Aspects of annual event to take place online because of current covid concerns
By Ally Lanasa, Staff Writer
(Jan. 14, 2021) Since 1975, Worcester County’s public schools have celebrated students’ creative communication through media and technology to local and global communities with the annual Media Expo.
“In the late 1970s, the Maryland state library media organization began promoting media production in Maryland public schools,” said Deb Peccia, a retired county schools media specialist. “The first few years of competition were film festivals and were celebrated at the county, state, and national levels. Technologies that were present at the times were filmstrips, videotaping using Beta and VHS, 8mm film, and U-film. The film competition became a media festival in the 1980s, when photography was added as an entry category.”
In the 1990s, the media festival became Tech Fest with the advent of computer-generated entries, Peccia added.
Although state and national competitions no longer occur, county school librarians continue to celebrate student work at the local level with what is now the Media Expo.

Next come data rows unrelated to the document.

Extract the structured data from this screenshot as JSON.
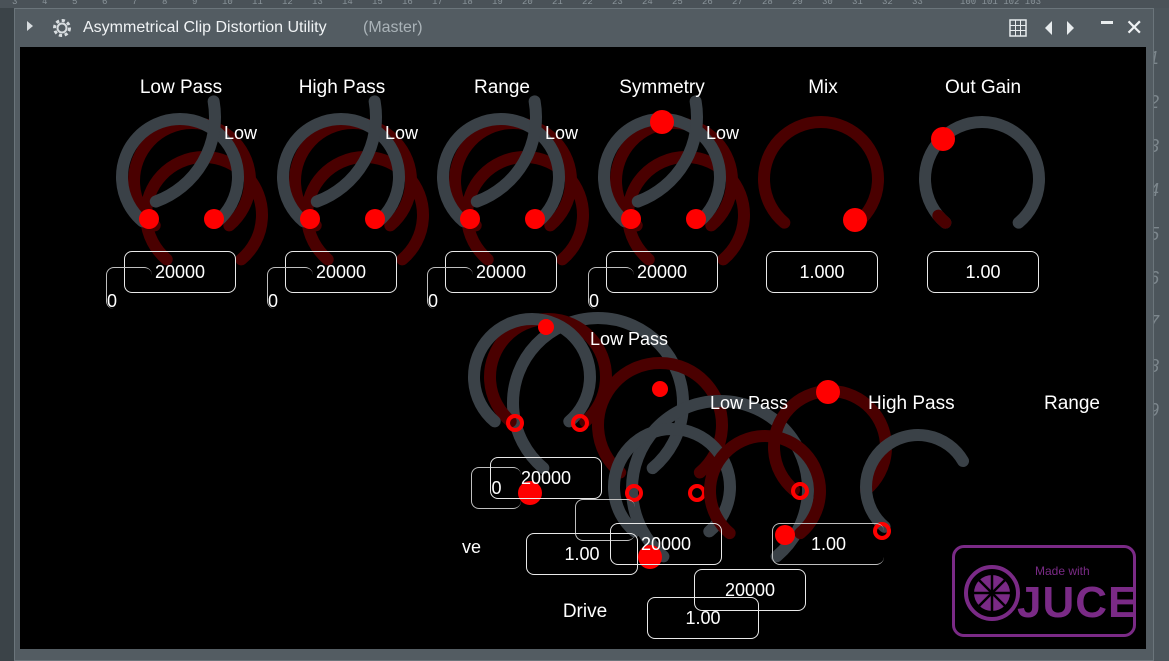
{
  "window": {
    "title": "Asymmetrical Clip Distortion Utility",
    "subtitle": "(Master)"
  },
  "host": {
    "ruler_numbers": [
      "3",
      "4",
      "5",
      "6",
      "7",
      "8",
      "9",
      "10",
      "11",
      "12",
      "13",
      "14",
      "15",
      "16",
      "17",
      "18",
      "19",
      "20",
      "21",
      "22",
      "23",
      "24",
      "25",
      "26",
      "27",
      "28",
      "29",
      "30",
      "31",
      "32",
      "33"
    ],
    "ruler_right": "100 101 102 103",
    "right_column": [
      "1",
      "2",
      "3",
      "4",
      "5",
      "6",
      "7",
      "8",
      "9"
    ]
  },
  "controls": {
    "low_pass": {
      "label": "Low Pass",
      "min_text": "0",
      "value": "20000",
      "overlay": "Low"
    },
    "high_pass": {
      "label": "High Pass",
      "min_text": "0",
      "value": "20000",
      "overlay": "Low"
    },
    "range": {
      "label": "Range",
      "min_text": "0",
      "value": "20000",
      "overlay": "Low"
    },
    "symmetry": {
      "label": "Symmetry",
      "min_text": "0",
      "value": "20000",
      "overlay": "Low"
    },
    "mix": {
      "label": "Mix",
      "value": "1.000"
    },
    "out_gain": {
      "label": "Out Gain",
      "value": "1.00"
    }
  },
  "glitch": {
    "low_pass_1": "Low Pass",
    "low_pass_2": "Low Pass",
    "high_pass": "High Pass",
    "range": "Range",
    "drive_partial": "ve",
    "drive": "Drive",
    "drive_value": "1.00",
    "value_a": "1.00",
    "value_b": "1.00",
    "value_c": "20000",
    "value_d": "20000",
    "value_e": "20000",
    "value_f": "0"
  },
  "badge": {
    "made_with": "Made with",
    "brand": "JUCE"
  },
  "colors": {
    "accent": "#ff0000",
    "dark_red": "#4a0000",
    "knob_grey": "#3a4147",
    "brand": "#7a2a86"
  }
}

According to the website, Media Expo aims to: “inspire students to try innovative forms of technology as a way to express their talents, knowledge, and understandings; foster a sense of pride and confidence in their technological skills; encourage collaboration between students, teachers, parents and community and allow community members the opportunity to have a greater understanding of [the county school system’s] continuing technology goals.”
There are six categories in Media Expo: “Computer Programming,” “On Screen,” “Online,” “On Paper,” “Through CAD” and “Through the Lens.”
“The Media Expo categories have evolved over the years to better fit the changing technology in our students’ lives,” said Jennifer Beach, the Pocomoke Middle School media specialist.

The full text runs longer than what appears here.